L’ordinanza oltretutto recepisce il documento della conferenza delle Regioni sulle misure da adottare per diminuire il possibile rischio dei contagi, pur lasciando alle singole federazioni la libertà di disciplinare le misure di contenimento. «Resta ribadita – si legge – la necessità per tutte le persone che effettuano tali attività, di mantenere comportamenti rispettosi dell’igiene, nonché del distanziamento interpersonale con divieto di assembramenti e dell’uso di protezioni delle vie aeree, ogni qualvolta le indicazioni lo prevedano. È necessaria l’immediata comunicazione ai Dipartimenti di Prevenzione delle Aziende Sanitarie Provinciali di ogni situazione di potenziale rischio determinatasi nei luoghi in cui si effettua l’attività».

Che sia allenamento o gara, l’accesso alle sedi potrà avvenire solo in assenza di febbre, tosse, difficoltà respiratoria, alterazione di gusto e olfatto «per un periodo precedente l’attività pari almeno a 3 giorni». All’accesso bisognerà misurare la febbre, vietando l’ingresso a chi ha temperatura uguale o superiore ai trentasette e mezzo. Disposta anche la registrazione dei presenti.

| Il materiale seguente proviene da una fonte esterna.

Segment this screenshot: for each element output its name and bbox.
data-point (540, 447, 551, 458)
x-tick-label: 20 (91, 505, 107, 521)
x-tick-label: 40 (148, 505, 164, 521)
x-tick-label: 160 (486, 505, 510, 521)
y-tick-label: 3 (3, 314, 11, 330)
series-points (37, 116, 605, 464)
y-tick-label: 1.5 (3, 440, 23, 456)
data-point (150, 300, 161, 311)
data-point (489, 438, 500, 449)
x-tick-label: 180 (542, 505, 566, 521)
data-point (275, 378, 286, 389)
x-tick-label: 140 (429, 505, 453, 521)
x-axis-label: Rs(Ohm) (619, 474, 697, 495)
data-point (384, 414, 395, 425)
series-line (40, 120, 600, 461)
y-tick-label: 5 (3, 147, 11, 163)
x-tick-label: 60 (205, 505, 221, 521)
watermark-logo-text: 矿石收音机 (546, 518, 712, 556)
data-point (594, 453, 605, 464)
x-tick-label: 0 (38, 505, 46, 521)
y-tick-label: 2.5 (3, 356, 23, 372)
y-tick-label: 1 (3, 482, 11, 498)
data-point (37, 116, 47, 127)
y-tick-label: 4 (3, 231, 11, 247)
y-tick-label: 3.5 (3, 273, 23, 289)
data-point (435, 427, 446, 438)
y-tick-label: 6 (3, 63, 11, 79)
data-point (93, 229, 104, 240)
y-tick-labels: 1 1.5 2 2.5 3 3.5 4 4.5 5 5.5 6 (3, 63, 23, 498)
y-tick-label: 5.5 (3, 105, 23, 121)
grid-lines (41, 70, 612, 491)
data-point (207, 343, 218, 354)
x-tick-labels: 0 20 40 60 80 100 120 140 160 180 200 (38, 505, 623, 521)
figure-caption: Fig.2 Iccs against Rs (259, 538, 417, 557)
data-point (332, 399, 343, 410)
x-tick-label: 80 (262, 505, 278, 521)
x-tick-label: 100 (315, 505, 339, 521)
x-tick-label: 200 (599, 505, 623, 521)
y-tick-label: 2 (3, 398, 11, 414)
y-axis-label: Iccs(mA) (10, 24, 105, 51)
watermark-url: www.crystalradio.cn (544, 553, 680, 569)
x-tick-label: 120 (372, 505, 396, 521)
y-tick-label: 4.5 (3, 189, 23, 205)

Ovviamente valgono le regole generali: frequente igiene delle mani con prodotti igienizzanti; starnutire/tossire evitando il contatto delle mani con le secrezioni respiratorie; non toccarsi occhi, naso e bocca con le mani; non condividere borracce, bottiglie, bicchieri, distanza di almeno 1 metro in caso di assenza di attività fisica e regolare e frequente pulizia e disinfezione di aree comuni, spogliatoi, docce, servizi igienici, attrezzature. Per gli ambienti interni bisognerà verificare i sistemi di condizionamento anche se «è obbligatorio, se tecnicamente possibile, escludere totalmente la funzione di ricircolo dell’aria».

AUMENTO DEI TAMPONI

Mentre si discute sulle riaperture estive il Governo intanto cerca di prepararsi ad una possibile seconda ondata il prossimo autunno/inverno. L’idea è aumentare soprattutto i controlli attraverso i tamponi per aumentare la copertura su tutto il territorio nazionale. Nel piano dei test diagnostici sono previsti 161.088 kit molecolari esclusivamente per la Calabria da utilizzare entro dicembre, in questo modo si potranno processare 91.088 tamponi in più rispetto a quelli già previsti in regione. La strumentazione dovrebbe arrivare nei prossimi giorni a tutte le Regioni, ognuna con una ripartizione particolare dei kit per l’analisi del coronavirus.

«Siamo riusciti, anche grazie al contributo e all’impegno delle aziende operanti in Italia – ha commentato il commissario Domenico Arcuri – a raccogliere una quantità di prodotti che è andata al di là delle nostre aspettative e che ci consentiranno di continuare a essere uno dei primi Paesi al mondo per quanto riguarda la disponibilità di strumenti diagnostici e di tamponi effettuati per abitante».